For those who only have one gun, such as the great majority of gun owners, how long is it going to take to conduct this 1,000 round test? Even at 100 rounds a week, the test will take the better part of three months to conduct. In the meantime, how do you feel about the gun? Do you want to have that “I’m still not sure I trust this piece” feeling in the back of your head for three months? How will that affect the person/machine interface?
In the end, if shooting 1,000 rounds before you ‘trust’ the gun makes you feel better, then go for it. But if you don’t design and follow a protocol that really relates to how you’re likely to use the gun in a situation where you have to protect yourself or your loved ones, the whole exercise is just an excuse to go shooting. Not that there’s anything wrong with that.
There have been a number of recent rants about the quality of training and why would students choose one trainer over others.
The following is my commentary from a thread on Facebook:
An issue with rants about the quality of trainers is the underlying assumption that people actually want to be ‘trained.’ That’s not necessarily true. In general, people either want to be entertained or have their tickets punched. Neither of those two objectives has anything to do with training.

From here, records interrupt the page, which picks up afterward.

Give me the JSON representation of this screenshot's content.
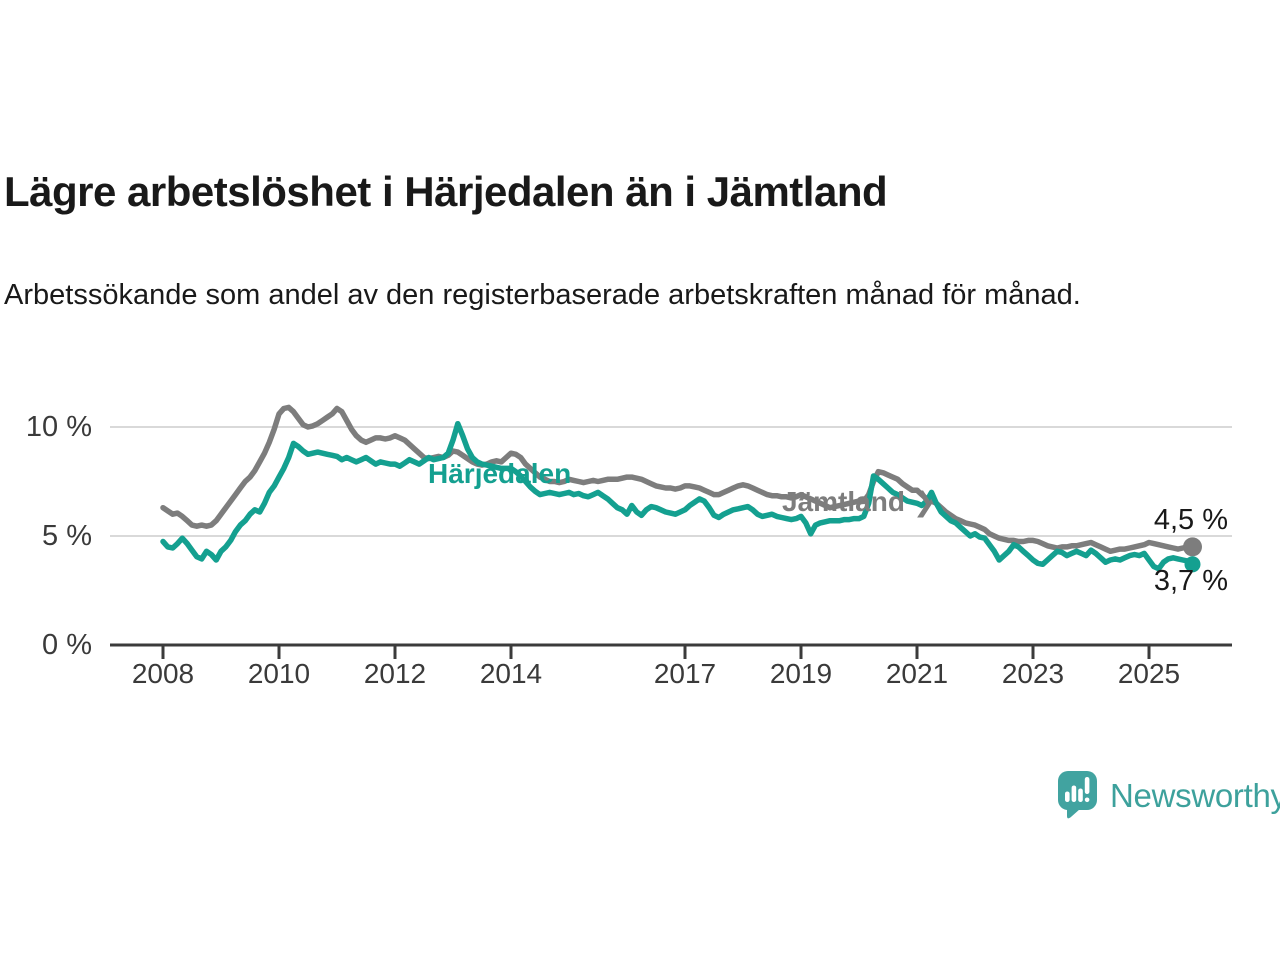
{
  "header": {
    "title": "Lägre arbetslöshet i Härjedalen än i Jämtland",
    "subtitle": "Arbetssökande som andel av den registerbaserade arbetskraften månad för månad."
  },
  "annotations": {
    "arrow_glyph": "❯"
  },
  "footer": {
    "brand": "Newsworthy"
  },
  "colors": {
    "harjedalen": "#14a090",
    "jamtland": "#7d7d7d",
    "axis": "#3b3b3b",
    "grid": "#d9d9d9",
    "text": "#191919",
    "logo": "#3da19c"
  },
  "chart_data": {
    "type": "line",
    "title": "Lägre arbetslöshet i Härjedalen än i Jämtland",
    "xlabel": "",
    "ylabel": "Arbetssökande som andel av den registerbaserade arbetskraften",
    "x_unit": "month",
    "x_start": "2008-01",
    "x_end": "2025-10",
    "x_range_years": [
      2008,
      2026.4
    ],
    "ylim": [
      0,
      11.5
    ],
    "grid": "horizontal",
    "legend_position": "inline-labels",
    "x_ticks": [
      2008,
      2010,
      2012,
      2014,
      2017,
      2019,
      2021,
      2023,
      2025
    ],
    "y_ticks": [
      {
        "value": 0,
        "label": "0 %"
      },
      {
        "value": 5,
        "label": "5 %"
      },
      {
        "value": 10,
        "label": "10 %"
      }
    ],
    "series": [
      {
        "name": "Jämtland",
        "color": "#7d7d7d",
        "end_value": 4.5,
        "end_label": "4,5 %",
        "values": [
          6.3,
          6.15,
          6.0,
          6.05,
          5.9,
          5.7,
          5.5,
          5.45,
          5.5,
          5.45,
          5.5,
          5.7,
          6.0,
          6.3,
          6.6,
          6.9,
          7.2,
          7.5,
          7.7,
          8.0,
          8.4,
          8.8,
          9.3,
          9.9,
          10.6,
          10.85,
          10.9,
          10.7,
          10.4,
          10.1,
          10.0,
          10.05,
          10.15,
          10.3,
          10.45,
          10.6,
          10.85,
          10.7,
          10.3,
          9.9,
          9.6,
          9.4,
          9.3,
          9.4,
          9.5,
          9.5,
          9.45,
          9.5,
          9.6,
          9.5,
          9.4,
          9.2,
          9.0,
          8.8,
          8.6,
          8.55,
          8.6,
          8.65,
          8.6,
          8.7,
          8.9,
          8.85,
          8.7,
          8.55,
          8.4,
          8.3,
          8.25,
          8.3,
          8.4,
          8.45,
          8.4,
          8.6,
          8.8,
          8.75,
          8.6,
          8.3,
          8.1,
          7.9,
          7.7,
          7.6,
          7.5,
          7.5,
          7.45,
          7.5,
          7.6,
          7.55,
          7.5,
          7.45,
          7.5,
          7.55,
          7.5,
          7.55,
          7.6,
          7.6,
          7.6,
          7.65,
          7.7,
          7.7,
          7.65,
          7.6,
          7.5,
          7.4,
          7.3,
          7.25,
          7.2,
          7.2,
          7.15,
          7.2,
          7.3,
          7.3,
          7.25,
          7.2,
          7.1,
          7.0,
          6.9,
          6.9,
          7.0,
          7.1,
          7.2,
          7.3,
          7.35,
          7.3,
          7.2,
          7.1,
          7.0,
          6.9,
          6.85,
          6.85,
          6.8,
          6.8,
          6.75,
          6.8,
          6.9,
          6.8,
          6.7,
          6.6,
          6.5,
          6.4,
          6.3,
          6.35,
          6.4,
          6.45,
          6.5,
          6.55,
          6.6,
          6.6,
          6.9,
          7.5,
          7.95,
          7.9,
          7.8,
          7.7,
          7.6,
          7.4,
          7.25,
          7.1,
          7.1,
          6.9,
          6.7,
          6.6,
          6.5,
          6.3,
          6.1,
          5.95,
          5.8,
          5.7,
          5.6,
          5.55,
          5.5,
          5.4,
          5.3,
          5.1,
          5.0,
          4.9,
          4.85,
          4.8,
          4.8,
          4.75,
          4.75,
          4.8,
          4.8,
          4.75,
          4.65,
          4.55,
          4.5,
          4.45,
          4.5,
          4.5,
          4.55,
          4.55,
          4.6,
          4.65,
          4.7,
          4.6,
          4.5,
          4.4,
          4.3,
          4.35,
          4.4,
          4.4,
          4.45,
          4.5,
          4.55,
          4.6,
          4.7,
          4.65,
          4.6,
          4.55,
          4.5,
          4.45,
          4.4,
          4.45,
          4.5,
          4.5
        ]
      },
      {
        "name": "Härjedalen",
        "color": "#14a090",
        "end_value": 3.7,
        "end_label": "3,7 %",
        "values": [
          4.75,
          4.5,
          4.45,
          4.65,
          4.9,
          4.65,
          4.35,
          4.05,
          3.95,
          4.3,
          4.15,
          3.9,
          4.3,
          4.5,
          4.8,
          5.2,
          5.5,
          5.7,
          6.0,
          6.2,
          6.1,
          6.5,
          7.0,
          7.3,
          7.7,
          8.1,
          8.6,
          9.25,
          9.1,
          8.9,
          8.75,
          8.8,
          8.85,
          8.8,
          8.75,
          8.7,
          8.65,
          8.5,
          8.6,
          8.5,
          8.4,
          8.5,
          8.6,
          8.45,
          8.3,
          8.4,
          8.35,
          8.3,
          8.3,
          8.2,
          8.35,
          8.5,
          8.4,
          8.3,
          8.45,
          8.6,
          8.5,
          8.55,
          8.6,
          8.8,
          9.4,
          10.15,
          9.6,
          9.0,
          8.6,
          8.4,
          8.3,
          8.25,
          8.2,
          8.15,
          8.1,
          8.1,
          8.1,
          7.95,
          7.75,
          7.5,
          7.25,
          7.05,
          6.9,
          6.95,
          7.0,
          6.95,
          6.9,
          6.95,
          7.0,
          6.9,
          6.95,
          6.85,
          6.8,
          6.9,
          7.0,
          6.85,
          6.7,
          6.5,
          6.3,
          6.2,
          6.0,
          6.4,
          6.1,
          5.95,
          6.2,
          6.35,
          6.3,
          6.2,
          6.1,
          6.05,
          6.0,
          6.1,
          6.2,
          6.4,
          6.55,
          6.7,
          6.6,
          6.3,
          5.95,
          5.85,
          6.0,
          6.1,
          6.2,
          6.25,
          6.3,
          6.35,
          6.2,
          6.0,
          5.9,
          5.95,
          6.0,
          5.9,
          5.85,
          5.8,
          5.75,
          5.8,
          5.9,
          5.6,
          5.1,
          5.5,
          5.6,
          5.65,
          5.7,
          5.7,
          5.7,
          5.75,
          5.75,
          5.8,
          5.8,
          5.9,
          6.5,
          7.75,
          7.6,
          7.4,
          7.2,
          7.0,
          6.9,
          6.75,
          6.6,
          6.55,
          6.5,
          6.4,
          6.6,
          7.0,
          6.5,
          6.1,
          5.9,
          5.7,
          5.6,
          5.4,
          5.2,
          5.0,
          5.1,
          4.95,
          4.9,
          4.6,
          4.3,
          3.9,
          4.1,
          4.3,
          4.6,
          4.5,
          4.3,
          4.1,
          3.9,
          3.75,
          3.7,
          3.9,
          4.1,
          4.3,
          4.25,
          4.1,
          4.2,
          4.3,
          4.2,
          4.1,
          4.35,
          4.2,
          4.0,
          3.8,
          3.9,
          3.95,
          3.9,
          4.0,
          4.1,
          4.15,
          4.1,
          4.2,
          3.9,
          3.6,
          3.5,
          3.8,
          3.95,
          4.0,
          3.95,
          3.9,
          3.85,
          3.7
        ]
      }
    ]
  }
}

Further, real training involves some kind of measurement. As Greg Hamilton succinctly put it ‘without testing there has been no training.’ There are many forms testing can take but it has to be a part of training. Many, if not most, adults have never left high school emotionally. Consequently, they have an inordinate and irrational fear of performance measurement. That’s another reason they’re not really interested in being ‘trained.’ Being tested requires taking a large risk of finding out you’re not the hot shot you like to think you are. Most people have enough smarts to realize that, at best, they’re Walter Mitty, and, at worst, they’re grossly incompetent. They take great steps to protect their egos because of this.
So, what people seek out is Entertainment, Comfort, and Convenience. Nothing wrong with that. Let’s face it, most people live boring lives filled with relentless drudgery and lack of fulfillment.
As the saying goes ‘you get what you pay for.’ The payment in the context of real training is not just money but also emotional energy and commitment. Very few people are willing to make that kind of payment; they limit themselves to paying with money only.
In the end, the market for training, as well as the training provided, will generally follow a bell curve. At the ends, really good and really bad, while the huge middle segment will be mostly mediocre. In most cases, that’s enough.